ORF/JOSEPH SCHIMMER
Kontext
Der verkaufte Feminismus
Beate Hausbichler, geboren 1978 in Reith im Alpbachtal (Tirol), hat Philosophie studiert, ist seit 2008 Redakteurin bei der Tageszeitung "Der Standard" und leitet seit 2014 das frauenpolitische Ressort "dieStandard". Im Residenzverlag ist nun ihr erstes Buch mit dem Titel "Der verkaufte Feminismus" erschienen. Darin beschreibt sie, wie aus einer politischen Bewegung ein profitables Label wurde.
1. März 2021, 10:26
Autonomie, Selbstbestimmung, Selbstermächtigung und Freiheit sind zentrale Begriffe des Feminismus, die in den letzten Jahren auch verstärkt in der Produktwerbung abgesprochen werden - durchaus mit dem Anspruch, Anliegen des Feminismus zu transportieren und so Menschen anzusprechen, die nicht zu den Abonnent/innen feministischer Zeitschriften gehören.

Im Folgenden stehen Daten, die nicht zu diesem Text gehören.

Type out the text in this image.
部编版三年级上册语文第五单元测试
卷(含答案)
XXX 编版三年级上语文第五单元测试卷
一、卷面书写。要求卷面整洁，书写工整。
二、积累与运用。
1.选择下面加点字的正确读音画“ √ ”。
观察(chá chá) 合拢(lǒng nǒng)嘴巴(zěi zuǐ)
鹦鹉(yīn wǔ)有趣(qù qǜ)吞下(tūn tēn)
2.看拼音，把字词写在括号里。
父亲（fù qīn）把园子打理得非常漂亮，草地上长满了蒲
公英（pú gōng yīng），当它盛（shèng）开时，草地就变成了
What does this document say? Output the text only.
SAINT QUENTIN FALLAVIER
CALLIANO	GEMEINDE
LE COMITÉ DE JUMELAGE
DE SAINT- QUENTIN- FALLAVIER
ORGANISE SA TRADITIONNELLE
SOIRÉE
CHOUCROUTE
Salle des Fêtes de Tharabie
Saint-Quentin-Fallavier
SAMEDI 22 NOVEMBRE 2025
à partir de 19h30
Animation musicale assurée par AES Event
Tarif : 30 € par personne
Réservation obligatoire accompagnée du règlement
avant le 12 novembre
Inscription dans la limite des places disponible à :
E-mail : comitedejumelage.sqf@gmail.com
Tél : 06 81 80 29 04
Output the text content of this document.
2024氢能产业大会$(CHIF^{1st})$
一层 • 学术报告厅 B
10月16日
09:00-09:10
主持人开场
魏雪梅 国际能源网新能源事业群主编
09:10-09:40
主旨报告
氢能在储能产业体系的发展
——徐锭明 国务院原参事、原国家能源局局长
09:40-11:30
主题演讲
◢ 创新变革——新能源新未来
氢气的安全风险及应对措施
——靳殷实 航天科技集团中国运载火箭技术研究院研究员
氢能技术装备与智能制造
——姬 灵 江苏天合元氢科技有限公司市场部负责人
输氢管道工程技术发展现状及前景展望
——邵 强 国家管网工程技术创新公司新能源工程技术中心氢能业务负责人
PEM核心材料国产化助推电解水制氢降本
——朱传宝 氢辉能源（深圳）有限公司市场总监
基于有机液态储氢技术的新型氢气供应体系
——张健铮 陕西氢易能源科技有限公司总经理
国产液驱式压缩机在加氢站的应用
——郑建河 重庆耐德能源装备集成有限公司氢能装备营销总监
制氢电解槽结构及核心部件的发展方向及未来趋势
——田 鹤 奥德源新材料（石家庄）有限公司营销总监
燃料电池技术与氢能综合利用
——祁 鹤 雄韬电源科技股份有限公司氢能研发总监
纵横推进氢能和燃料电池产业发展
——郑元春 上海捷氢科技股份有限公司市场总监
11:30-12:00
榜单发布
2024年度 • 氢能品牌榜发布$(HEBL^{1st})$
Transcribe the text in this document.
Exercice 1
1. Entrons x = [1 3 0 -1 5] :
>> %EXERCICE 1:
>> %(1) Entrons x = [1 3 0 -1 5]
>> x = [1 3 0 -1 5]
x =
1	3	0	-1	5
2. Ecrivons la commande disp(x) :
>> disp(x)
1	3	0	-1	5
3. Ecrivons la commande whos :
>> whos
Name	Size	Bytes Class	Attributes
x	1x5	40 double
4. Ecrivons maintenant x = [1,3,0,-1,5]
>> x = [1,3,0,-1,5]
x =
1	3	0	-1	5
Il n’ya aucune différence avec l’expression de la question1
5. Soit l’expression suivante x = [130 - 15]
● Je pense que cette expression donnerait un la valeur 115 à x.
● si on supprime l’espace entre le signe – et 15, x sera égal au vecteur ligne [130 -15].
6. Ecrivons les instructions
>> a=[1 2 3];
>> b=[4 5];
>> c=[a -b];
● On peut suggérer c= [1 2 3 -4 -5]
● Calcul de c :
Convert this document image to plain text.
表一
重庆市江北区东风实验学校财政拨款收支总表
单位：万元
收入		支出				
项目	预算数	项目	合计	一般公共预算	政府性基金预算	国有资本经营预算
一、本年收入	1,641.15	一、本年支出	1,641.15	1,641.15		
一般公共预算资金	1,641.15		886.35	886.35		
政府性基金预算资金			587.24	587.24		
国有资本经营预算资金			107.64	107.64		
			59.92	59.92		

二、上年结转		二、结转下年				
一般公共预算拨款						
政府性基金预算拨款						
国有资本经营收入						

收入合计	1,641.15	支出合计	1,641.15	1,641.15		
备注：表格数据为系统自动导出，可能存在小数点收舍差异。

Als eines der herausstechenden Beispiele spricht Beate Hausbichler etwa die Werbelinie der Körperpflegeprodukte der Marke "Dove" an. Seit den frühen 2000er Jahren wirbt die Marke nicht mit schlanken Models, sondern durschnittlichen bis beleibten Frauen - Motto: "Du bist schön, so wie du bist". Was im ersten Ansehen durchaus positiv auffallen mochte, ist für Beate Hausbichler dennoch bedenklich, weil die Kampagnen nach wie vor im Kontext neoliberaler Selbstoptimierung stattfinden. "Das Problem daran ist, dass man viel weniger darauf schaut, was Konzerne tun, etwa, ob sie sexistische Werbung zeigen und Frauen diskriminieren, sondern, dass es es immer nur darum geht, 'Was kann ich als Frau, als Individuum tun?'", so Hausbichler im Ö1 Studiogespräch in der Sendereihe "Kontext".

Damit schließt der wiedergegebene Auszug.